Discipline(s):
Clinical Psychology, Psychiatric Epidemiology
Area(s) of Expertise:
Childhood Adversity, Stress and Psychopathology
E-Mail:
kmclaugh@hsph.harvard.edu
Background:
Katie McLaughlin is a clinical psychologist with general interests in the relationship between stress, socioeconomic disadvantage, and psychopathology and in the development of sustainable interventions to prevent the onset of depression and anxiety disorders. She has a joint Ph.D. in Clinical Psychology and in Chronic Disease Epidemiology from Yale University. Her research program focuses on two areas of inquiry. First, she seeks to identify determinants of psychiatric disorders in the US that may be amenable to preventive intervention. For example, she has examined cognitive and emotion regulation mechanisms linking stress and socioeconomic disadvantage to psychopathology. Second, she is interested in developing and evaluating interventions designed to prevent the onset of psychiatric disorders.

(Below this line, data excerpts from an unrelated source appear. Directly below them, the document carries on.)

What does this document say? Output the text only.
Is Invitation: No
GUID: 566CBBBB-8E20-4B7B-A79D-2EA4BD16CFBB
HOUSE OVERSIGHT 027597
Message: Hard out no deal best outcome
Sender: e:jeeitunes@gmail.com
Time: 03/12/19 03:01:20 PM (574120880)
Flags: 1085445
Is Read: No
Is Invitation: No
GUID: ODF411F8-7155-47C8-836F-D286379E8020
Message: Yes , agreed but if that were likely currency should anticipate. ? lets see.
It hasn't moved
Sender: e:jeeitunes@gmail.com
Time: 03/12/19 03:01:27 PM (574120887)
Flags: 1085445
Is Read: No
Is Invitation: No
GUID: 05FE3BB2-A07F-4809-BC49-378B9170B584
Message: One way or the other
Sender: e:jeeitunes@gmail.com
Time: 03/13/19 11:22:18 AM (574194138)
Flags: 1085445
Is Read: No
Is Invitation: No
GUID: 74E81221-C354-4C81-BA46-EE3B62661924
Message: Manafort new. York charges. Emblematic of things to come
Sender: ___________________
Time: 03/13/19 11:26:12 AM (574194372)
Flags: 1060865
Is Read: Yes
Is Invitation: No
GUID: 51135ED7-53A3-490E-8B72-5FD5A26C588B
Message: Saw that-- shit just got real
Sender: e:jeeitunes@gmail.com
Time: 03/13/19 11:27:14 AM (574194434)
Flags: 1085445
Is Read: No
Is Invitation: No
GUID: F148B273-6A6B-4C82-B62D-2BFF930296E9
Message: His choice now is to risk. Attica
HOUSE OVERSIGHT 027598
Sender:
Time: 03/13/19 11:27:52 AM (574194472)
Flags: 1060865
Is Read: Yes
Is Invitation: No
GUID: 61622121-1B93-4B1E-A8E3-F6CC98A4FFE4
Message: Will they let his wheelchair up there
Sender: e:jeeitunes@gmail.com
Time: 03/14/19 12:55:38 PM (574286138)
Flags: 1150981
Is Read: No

In her dissertation project she developed and evaluated a primary preventive intervention targeting depression and anxiety among economically disadvantaged adolescents. During her time in the Robert Wood Johnson Health and Society Scholars program, Katie has broadened the scope of her research to examine social determinants of psychiatric disorder, including income inequality, discrimination, and exposure to childhood adversity. She hopes to identify psychological mechanisms linking these characteristics to individual mental health outcomes. Katie ultimately hopes to expand her prevention work by developing structural-level preventive interventions that target both individual- and population-level risk factors for psychiatric disorder.